今、どれほどの絶望の淵に立たされているかも忘れたかのように。いいや、この約束を果たすまではそんな絶望など気に留めている暇もないから。

「じゃあみんな、改めてよろしく頼む」

「えぇ、よろしくお願い」

「よろしくお願いします」

「ああ、こちらこそよろしくだ」

再度互いの決意を確認し合った。

生きてここに戻ると、彼女を連れ戻すと。


「……そういえば役者が揃って無かったわね」

その中で黒瀬は、誰よりもこの件に深く関わっているだろう彼女、そして誰よりも結のことを思い続けた彼女がまだここにいないことに気づく。

「今話せるなら会っとくべきなのかもな……」

「……そうですね、会えるのなら話したいです」

まだ彼女から真意も何も聞けていない。けど今なら聞けるかもしれないから。

「……聞こえるか医務室。マスターブロウダーとの面会準備を頼む。バイタル的には問題ないだろ?」

そこからそれ以上の言葉を交わさず。
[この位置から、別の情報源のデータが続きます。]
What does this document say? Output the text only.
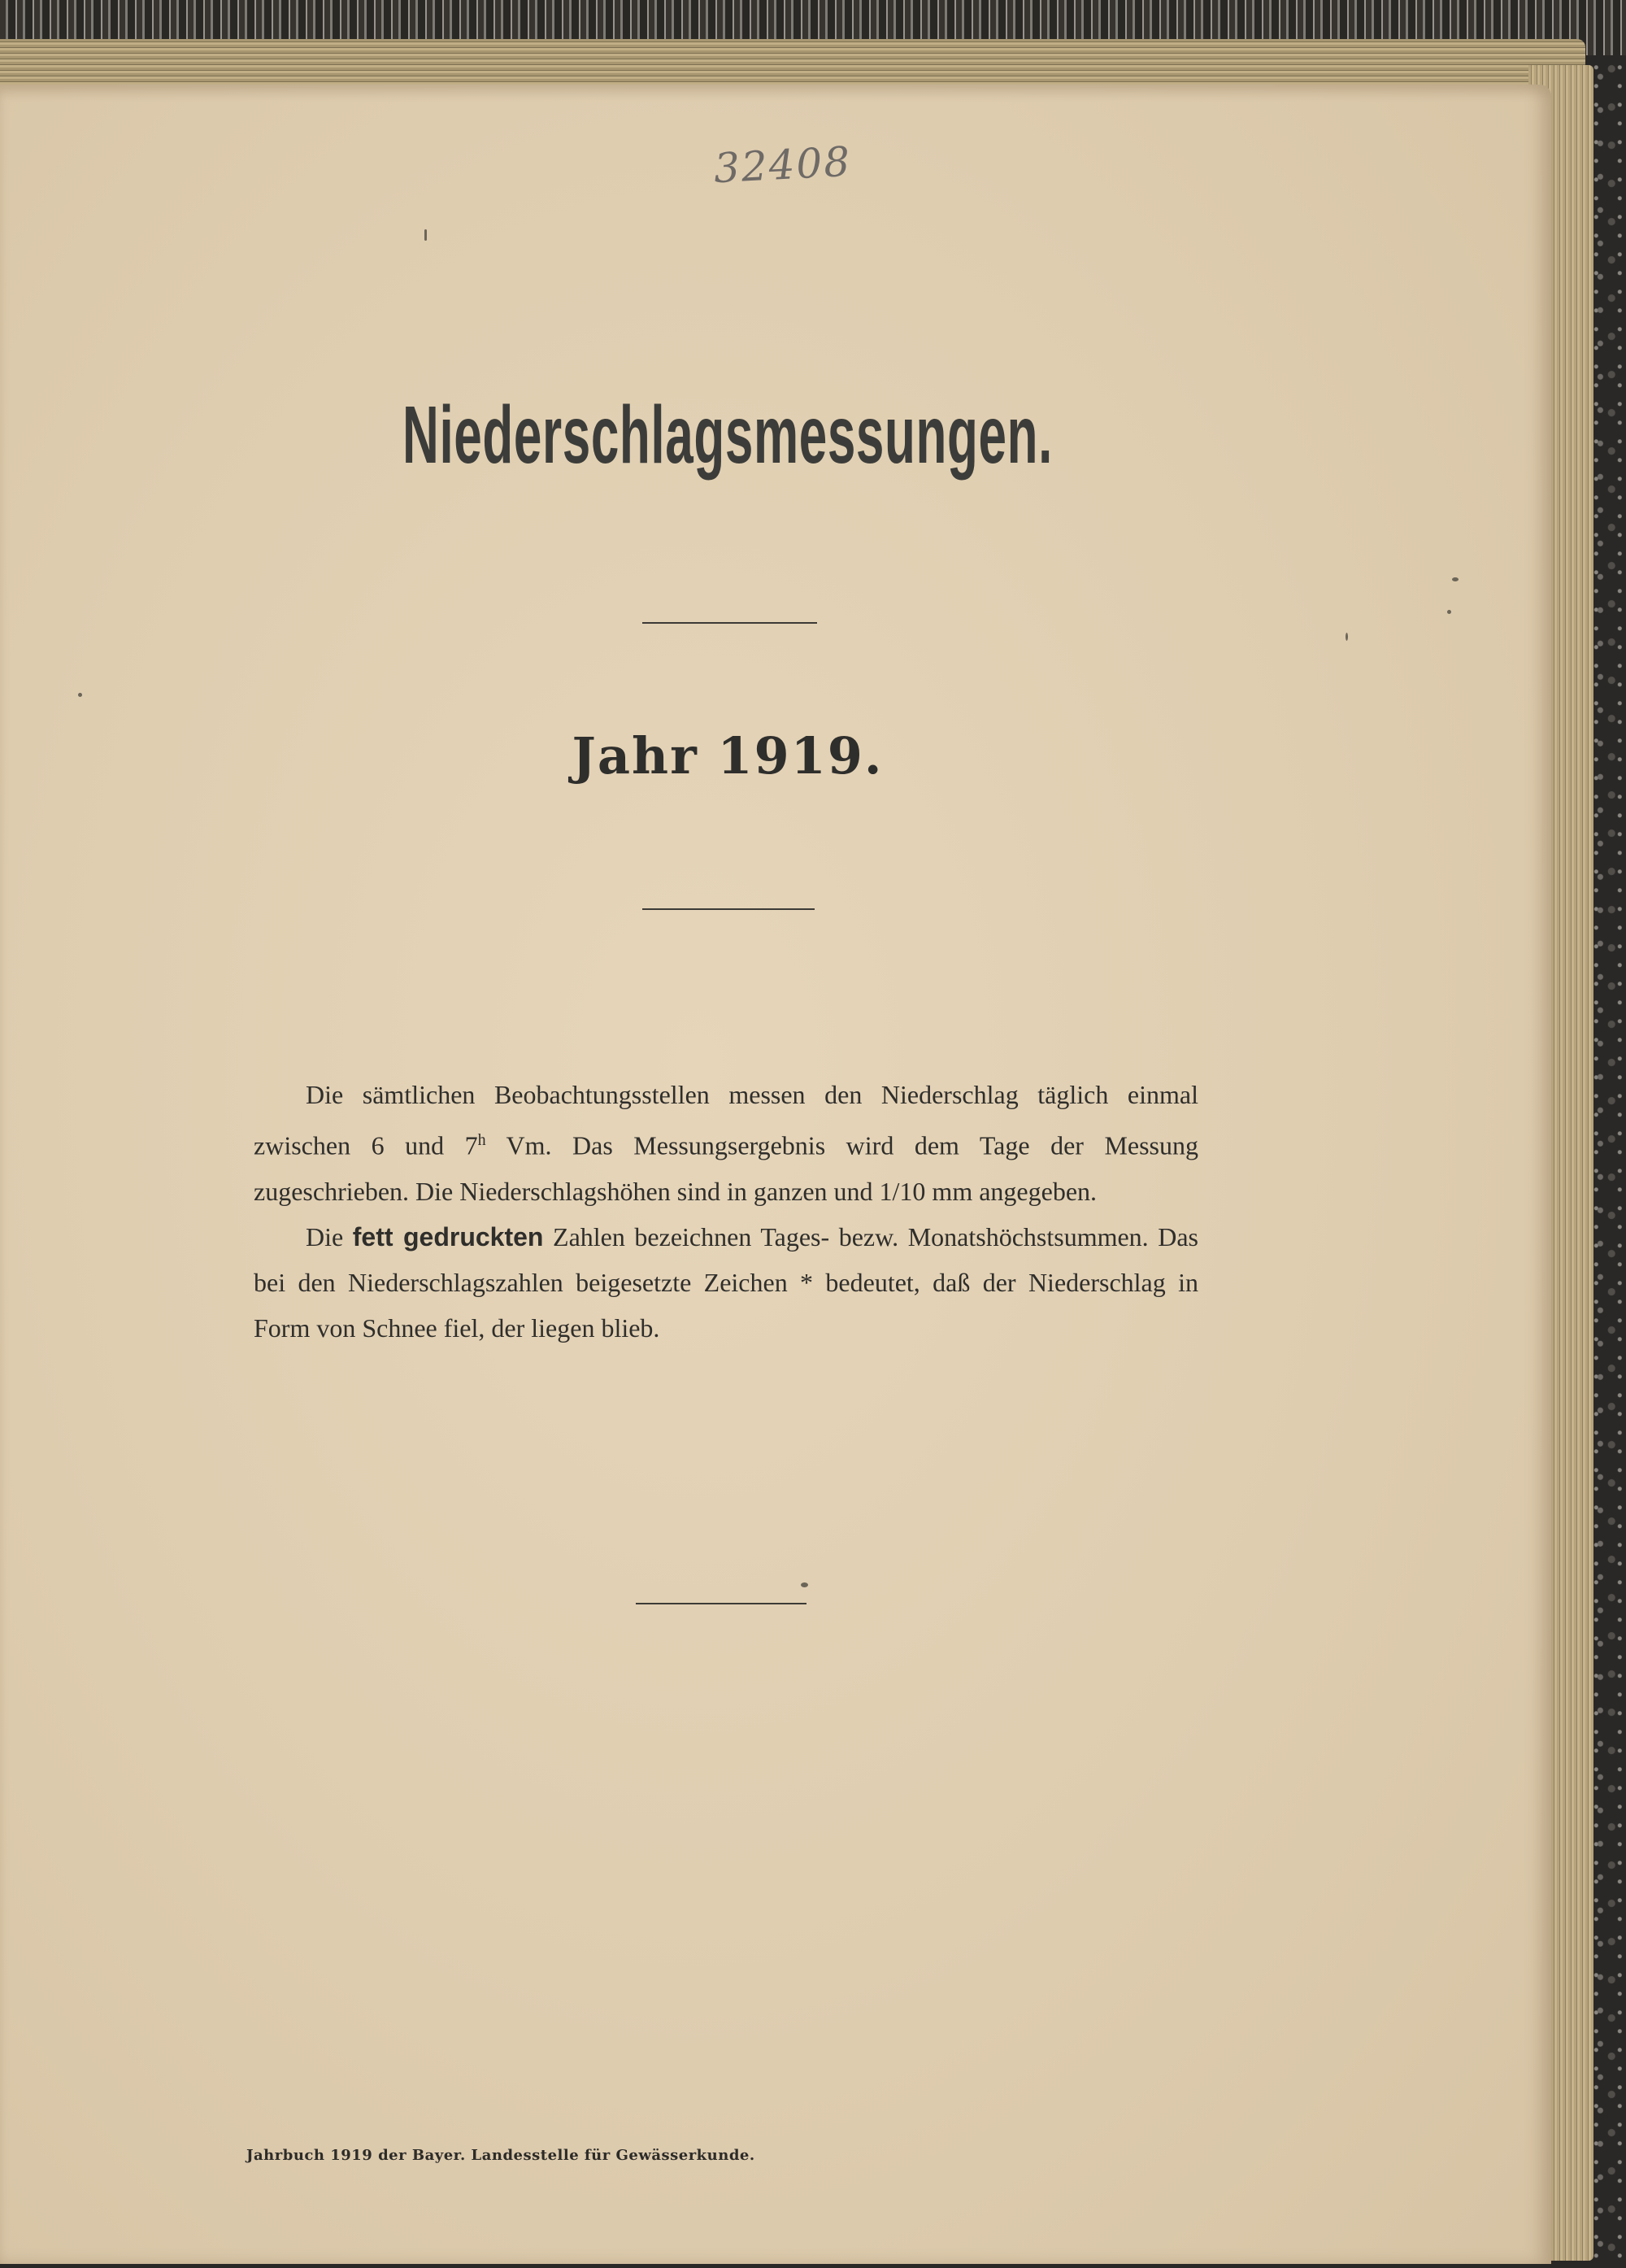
32408
Niederschlagsmessungen.
Jahr 1919.

Die sämtlichen Beobachtungsstellen messen den Niederschlag täglich einmal zwischen 6 und 7$^h$ Vm. Das Messungsergebnis wird dem Tage der Messung zugeschrieben. Die Niederschlagshöhen sind in ganzen und 1/10 mm angegeben.

Die fett gedruckten Zahlen bezeichnen Tages- bezw. Monatshöchstsummen. Das bei den Niederschlagszahlen beigesetzte Zeichen * bedeutet, daß der Niederschlag in Form von Schnee fiel, der liegen blieb.

Jahrbuch 1919 der Bayer. Landesstelle für Gewässerkunde.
されど、同じ場所へとその足を運び始めた。



「……悪いな、霧谷さん」

その中で、彼は足を少しだけ緩めて小さく口を開く。

「これが組織の歯車としちゃ間違ってるのは分かってはいるんだ」

仮にもUGNエージェントになってから10年、それも革新派から穏健派、様々な勢力を渡り歩いてきたからこそ、これが大きな過ちだと言う事を理解している。

「それでも、あの子を見捨てるわけにはいかねえ」

過ちだと理解した上で、彼は組織に背く。


秩序の為に、誰かを犠牲にする。

誰かのために、誰かを諦める。

「女の子一人救えないで、何が正義だってんだ」

そんな結末など、誰よりも彼が許せなかったのだ。


ゆえに己が意志を貫き通す。

「これが俺の信じるやり方……俺の守る剣だからさ」

あの夢では答えられなかったけれど、これからの戦いで示すと誓ったから。

「見ててくれよ、先生」

今は亡き師に、彼は想いを馳せて静かに呟いた。


「おーい、置いてくぞ稲本」

「悪い悪い、支部長殿」

再びその両足を、緩やかに前へと出していく。

過去に別れを告げて、けれど決して忘れぬように誓いは立てたままにして。

その心に剣を宿して、彼は再び戦いにその身を投じる。


殺すためではなく、救うために。


「さてとまぁ、やってくとしますかねぇ……」


そして少女を、約束を守るために。